When I finally arrive in Abri. I set off into town looking for a phone. My sense of humor starts returning. As I start walking, clouds of dust trail behind me every step. I looked exactly like pigpen from "Peanuts".
I call the number given to me and I get a hold of Mr. Saffe's son who gives me directions. The kid described it as a 5-minute walk to the house. Maybe that's the time it takes to drive. It took me almost 30 minutes, but I did eventually get there.
Mr. Saffe is, as described, a very nice guy. He invites me to stay as long as I like. Unfortunately, I'm in a bit of a hurry as my visa is starting to run out.

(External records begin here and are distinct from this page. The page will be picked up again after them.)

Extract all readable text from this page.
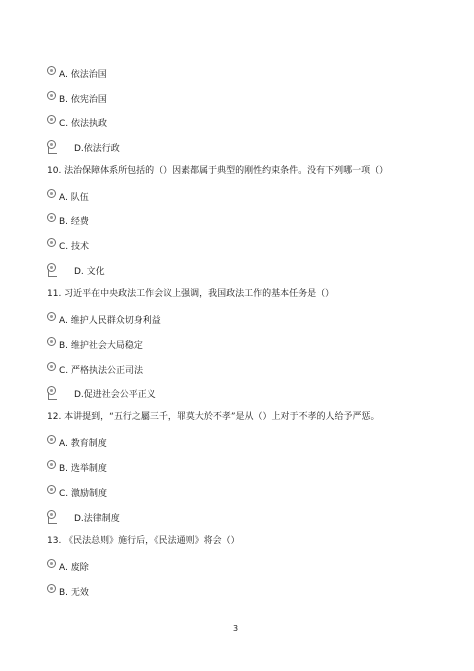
A. 依法治国
B. 依宪治国
C. 依法执政
D.依法行政
10. 法治保障体系所包括的（）因素都属于典型的刚性约束条件。没有下列哪一项（）
A. 队伍
B. 经费
C. 技术
D. 文化
11. 习近平在中央政法工作会议上强调，我国政法工作的基本任务是（）
A. 维护人民群众切身利益
B. 维护社会大局稳定
C. 严格执法公正司法
D.促进社会公平正义
12. 本讲提到，“五行之屬三千，罪莫大於不孝”是从（）上对于不孝的人给予严惩。
A. 教育制度
B. 选举制度
C. 激励制度
D.法律制度
13. 《民法总则》施行后，《民法通则》将会（）
A. 废除
B. 无效
3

I had enough time to have stayed for 2 nights, but sadly there are no trucks on Tuesday. I have to leave in the morning, which leaves no time for crocodile hunting.
After my shower, I'm offered some perfume to put on. Just a reminder, how important smelling good, even for me, is in the Arabic culture.
Let me end this journal entry with a couple of notes.
The tourist trail through Sudan is very small. In our talk over dinner Mr. Saffe tells me about a French guy walking around the world who had stayed with him. I already knew of the guy. There is even a link on my website to his.
LINK: Jean Beliveau
And finally, beware of the fucking sand flies. These tiny insects seem harmless. You don't feel them bite, but twelve hours later the bumps start itching, and keep itching for days. A couple of bites every day quickly adds up to being covered in horribly itchy bites. The Dutch woman that I met in Dongola was covered in dozens of bites and was miserable. After I saw the first one, I started sleeping under a mosquito net, and that was a good choice.